Just the possibility of a nuclear capability laid the ground work for a war that the American President and most members of the Senate believed was justifiable in the Spring of 2003. The public at large got behind this effort, so much so that a poll by the New York Times showed that a majority of Americans believed that Saddam Hussein was involved in 9/11/2001. He wasn't. Not even Dick Cheney could say that. Yet the fear drove the public on. There is a school of thought called "The One Percent Doctrine" (from a book by Ron Suskind) that goes that even if there is a one percent chance of a major terrorist attack, many in Washington feel we must try to stop it. Where does that lead? And who determines the one percent, and what if he or she is wrong and we have to go about nation-building in Iran and Pakistan? At what cost, to what sacrifices, at what disruptions of millions of lives, do we commit to a present day ground/air war at the mere chance of a future WMD attack?

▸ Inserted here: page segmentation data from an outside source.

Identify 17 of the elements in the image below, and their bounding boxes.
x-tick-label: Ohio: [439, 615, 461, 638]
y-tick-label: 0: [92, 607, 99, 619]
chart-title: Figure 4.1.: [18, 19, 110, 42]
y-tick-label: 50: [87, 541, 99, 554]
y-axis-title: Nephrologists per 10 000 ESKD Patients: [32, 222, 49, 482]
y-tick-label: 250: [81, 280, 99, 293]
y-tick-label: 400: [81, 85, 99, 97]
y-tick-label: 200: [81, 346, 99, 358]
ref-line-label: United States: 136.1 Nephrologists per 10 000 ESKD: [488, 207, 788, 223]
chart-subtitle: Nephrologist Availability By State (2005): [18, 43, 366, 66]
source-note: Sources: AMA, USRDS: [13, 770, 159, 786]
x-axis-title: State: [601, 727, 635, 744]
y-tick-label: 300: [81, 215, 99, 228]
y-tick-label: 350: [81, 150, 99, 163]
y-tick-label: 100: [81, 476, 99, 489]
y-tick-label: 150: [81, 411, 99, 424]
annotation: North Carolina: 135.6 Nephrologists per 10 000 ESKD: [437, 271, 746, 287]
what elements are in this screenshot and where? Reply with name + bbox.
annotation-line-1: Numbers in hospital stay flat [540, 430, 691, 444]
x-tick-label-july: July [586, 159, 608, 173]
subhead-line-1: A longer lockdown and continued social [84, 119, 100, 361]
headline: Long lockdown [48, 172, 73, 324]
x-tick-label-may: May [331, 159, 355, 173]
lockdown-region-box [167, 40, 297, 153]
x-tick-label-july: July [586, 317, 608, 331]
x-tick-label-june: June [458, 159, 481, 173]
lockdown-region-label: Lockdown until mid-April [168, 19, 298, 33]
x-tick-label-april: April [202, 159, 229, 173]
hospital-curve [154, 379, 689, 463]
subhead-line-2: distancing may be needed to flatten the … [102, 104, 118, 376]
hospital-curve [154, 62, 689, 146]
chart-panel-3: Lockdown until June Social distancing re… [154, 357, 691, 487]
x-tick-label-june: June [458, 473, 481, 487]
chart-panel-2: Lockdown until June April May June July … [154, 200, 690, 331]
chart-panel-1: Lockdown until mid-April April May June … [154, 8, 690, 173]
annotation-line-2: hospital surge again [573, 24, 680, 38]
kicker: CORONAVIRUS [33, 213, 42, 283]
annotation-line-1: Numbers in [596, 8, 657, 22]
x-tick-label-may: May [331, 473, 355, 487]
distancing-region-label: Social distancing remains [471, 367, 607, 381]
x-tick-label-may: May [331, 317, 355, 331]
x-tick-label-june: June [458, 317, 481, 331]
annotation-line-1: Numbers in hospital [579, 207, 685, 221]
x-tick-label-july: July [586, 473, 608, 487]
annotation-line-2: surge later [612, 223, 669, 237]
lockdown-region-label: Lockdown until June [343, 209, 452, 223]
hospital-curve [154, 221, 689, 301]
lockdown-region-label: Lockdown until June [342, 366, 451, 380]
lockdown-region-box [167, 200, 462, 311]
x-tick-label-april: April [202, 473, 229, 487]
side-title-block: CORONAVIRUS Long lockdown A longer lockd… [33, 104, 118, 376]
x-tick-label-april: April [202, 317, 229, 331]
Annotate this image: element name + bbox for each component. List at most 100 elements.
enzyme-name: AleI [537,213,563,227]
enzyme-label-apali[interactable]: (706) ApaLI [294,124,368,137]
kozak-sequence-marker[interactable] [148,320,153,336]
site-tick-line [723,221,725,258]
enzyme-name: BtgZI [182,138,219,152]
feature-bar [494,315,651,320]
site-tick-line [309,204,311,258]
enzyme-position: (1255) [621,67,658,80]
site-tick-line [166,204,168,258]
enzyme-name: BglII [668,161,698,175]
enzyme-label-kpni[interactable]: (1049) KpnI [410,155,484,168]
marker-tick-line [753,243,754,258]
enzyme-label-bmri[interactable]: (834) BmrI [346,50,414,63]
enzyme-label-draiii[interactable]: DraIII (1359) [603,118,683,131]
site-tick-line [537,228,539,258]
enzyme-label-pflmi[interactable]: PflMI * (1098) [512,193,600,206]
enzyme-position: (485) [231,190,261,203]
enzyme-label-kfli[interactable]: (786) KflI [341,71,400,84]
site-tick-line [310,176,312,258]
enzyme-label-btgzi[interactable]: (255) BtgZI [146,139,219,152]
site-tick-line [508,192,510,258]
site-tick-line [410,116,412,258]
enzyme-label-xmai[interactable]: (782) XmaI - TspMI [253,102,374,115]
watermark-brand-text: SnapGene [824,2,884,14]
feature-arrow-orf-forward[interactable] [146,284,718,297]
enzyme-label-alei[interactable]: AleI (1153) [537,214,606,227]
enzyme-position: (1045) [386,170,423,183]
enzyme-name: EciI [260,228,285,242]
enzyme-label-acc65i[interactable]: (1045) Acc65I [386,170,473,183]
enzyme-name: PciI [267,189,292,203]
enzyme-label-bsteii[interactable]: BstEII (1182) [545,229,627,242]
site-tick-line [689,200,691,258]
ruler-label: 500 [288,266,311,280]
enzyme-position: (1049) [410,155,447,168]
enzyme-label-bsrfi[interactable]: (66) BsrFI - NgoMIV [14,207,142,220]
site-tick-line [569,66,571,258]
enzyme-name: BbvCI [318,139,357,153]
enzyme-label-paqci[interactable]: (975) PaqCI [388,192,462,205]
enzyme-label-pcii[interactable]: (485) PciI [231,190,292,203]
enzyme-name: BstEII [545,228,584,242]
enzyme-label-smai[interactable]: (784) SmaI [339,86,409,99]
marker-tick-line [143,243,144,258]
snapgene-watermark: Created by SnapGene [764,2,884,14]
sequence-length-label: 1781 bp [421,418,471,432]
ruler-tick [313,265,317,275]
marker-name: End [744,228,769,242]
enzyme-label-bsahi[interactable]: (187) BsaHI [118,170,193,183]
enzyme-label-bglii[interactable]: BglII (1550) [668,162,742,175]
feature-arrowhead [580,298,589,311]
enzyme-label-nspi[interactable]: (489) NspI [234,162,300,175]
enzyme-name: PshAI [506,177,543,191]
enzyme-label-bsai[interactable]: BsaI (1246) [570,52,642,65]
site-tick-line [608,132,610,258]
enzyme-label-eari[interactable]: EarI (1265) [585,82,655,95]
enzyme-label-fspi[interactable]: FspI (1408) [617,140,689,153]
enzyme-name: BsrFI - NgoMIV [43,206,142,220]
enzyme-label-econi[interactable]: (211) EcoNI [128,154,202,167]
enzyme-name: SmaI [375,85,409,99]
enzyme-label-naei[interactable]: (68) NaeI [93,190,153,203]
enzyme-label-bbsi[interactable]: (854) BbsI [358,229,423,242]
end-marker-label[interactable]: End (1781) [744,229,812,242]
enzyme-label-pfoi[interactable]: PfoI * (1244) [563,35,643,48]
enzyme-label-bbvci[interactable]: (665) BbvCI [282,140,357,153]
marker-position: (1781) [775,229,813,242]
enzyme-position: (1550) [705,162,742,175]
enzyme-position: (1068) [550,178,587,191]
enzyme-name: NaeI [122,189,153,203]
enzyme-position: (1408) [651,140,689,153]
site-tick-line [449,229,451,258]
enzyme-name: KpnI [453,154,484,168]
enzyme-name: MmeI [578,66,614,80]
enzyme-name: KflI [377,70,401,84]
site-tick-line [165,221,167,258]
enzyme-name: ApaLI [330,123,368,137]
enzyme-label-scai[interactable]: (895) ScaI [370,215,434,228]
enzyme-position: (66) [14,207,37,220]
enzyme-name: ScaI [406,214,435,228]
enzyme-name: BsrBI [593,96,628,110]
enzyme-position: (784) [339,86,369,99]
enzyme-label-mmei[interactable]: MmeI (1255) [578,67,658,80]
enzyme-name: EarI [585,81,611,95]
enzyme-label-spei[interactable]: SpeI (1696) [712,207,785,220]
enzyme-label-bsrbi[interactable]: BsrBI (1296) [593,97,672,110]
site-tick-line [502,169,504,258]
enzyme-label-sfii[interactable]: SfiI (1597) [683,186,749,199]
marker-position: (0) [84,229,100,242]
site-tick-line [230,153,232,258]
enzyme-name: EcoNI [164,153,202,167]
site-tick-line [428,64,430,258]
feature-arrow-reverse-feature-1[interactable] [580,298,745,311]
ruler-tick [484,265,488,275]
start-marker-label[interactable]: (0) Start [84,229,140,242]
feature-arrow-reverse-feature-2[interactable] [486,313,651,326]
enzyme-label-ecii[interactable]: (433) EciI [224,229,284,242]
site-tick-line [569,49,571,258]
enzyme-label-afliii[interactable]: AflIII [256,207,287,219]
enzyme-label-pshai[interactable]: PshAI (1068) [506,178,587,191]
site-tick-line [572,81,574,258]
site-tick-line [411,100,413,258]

The atomic specter has altered our whole world. More Americans are willing for their neighbors to be spied on by our own government. How much of our peace of mind we are willing to trade for the loss of our civil liberties in this or some future administration is uncertain.
Of course, you don't need a A or H Bomb to kill people. Newsweek in its latest edition estimates most of the American soldiers killed in Baghdad and its outer provinces are now killed by Improvised Explosive Devices (IEDs) --devices so cheap that you can kill someone "for the price of ordering a pizza", or use it to lure soldiers or Marines to help another soldier or Marine and then blow up a few more Americans.
This war was not about getting puny but lethal bombs away from desperate guerrillas: what drew American soldiers to be in easy harm's way is the "better totally safe than really sorry" factor of an atomic or dire chemical mass-death device in the hands of an enemy not strong enough to withstand our military power.
What ended a war in August 1945 started another one in April of 2003. In between we have lived in fear and apprehension from nations that have atomic bombs and our too strong to be dealt with by a conventional attack, even of the new "shock and awe" variety.
So V-J Day is long over, and thank God World War II, with its 50 million other deaths in combat and concentration camps, didn't last any longer. But we dare not look for Al-Queda agents and tribal sheiks and Islamic zealots and Pakistani militants to all gather on a American battleship one day and sign an unconditional surrender.
Pictured: The A-Bomb Dome, Hirsoshima>
" In 1945, the A-Bomb Dome was a government building in the bustling neighborhood of Sarugaku-cho. A nearby photo displays the destruction of the atomic blast. Sarugaku-cho was leveled, save a few trees and telephone poles, and the Dome's structural girders and brick walls. Today, the dome is surrounded by a fence, a lawn and sculpted hedges, and it is lit at night. An aura of that fatal day remains, however, in the rubble at its base, and in its empty, exposed interior."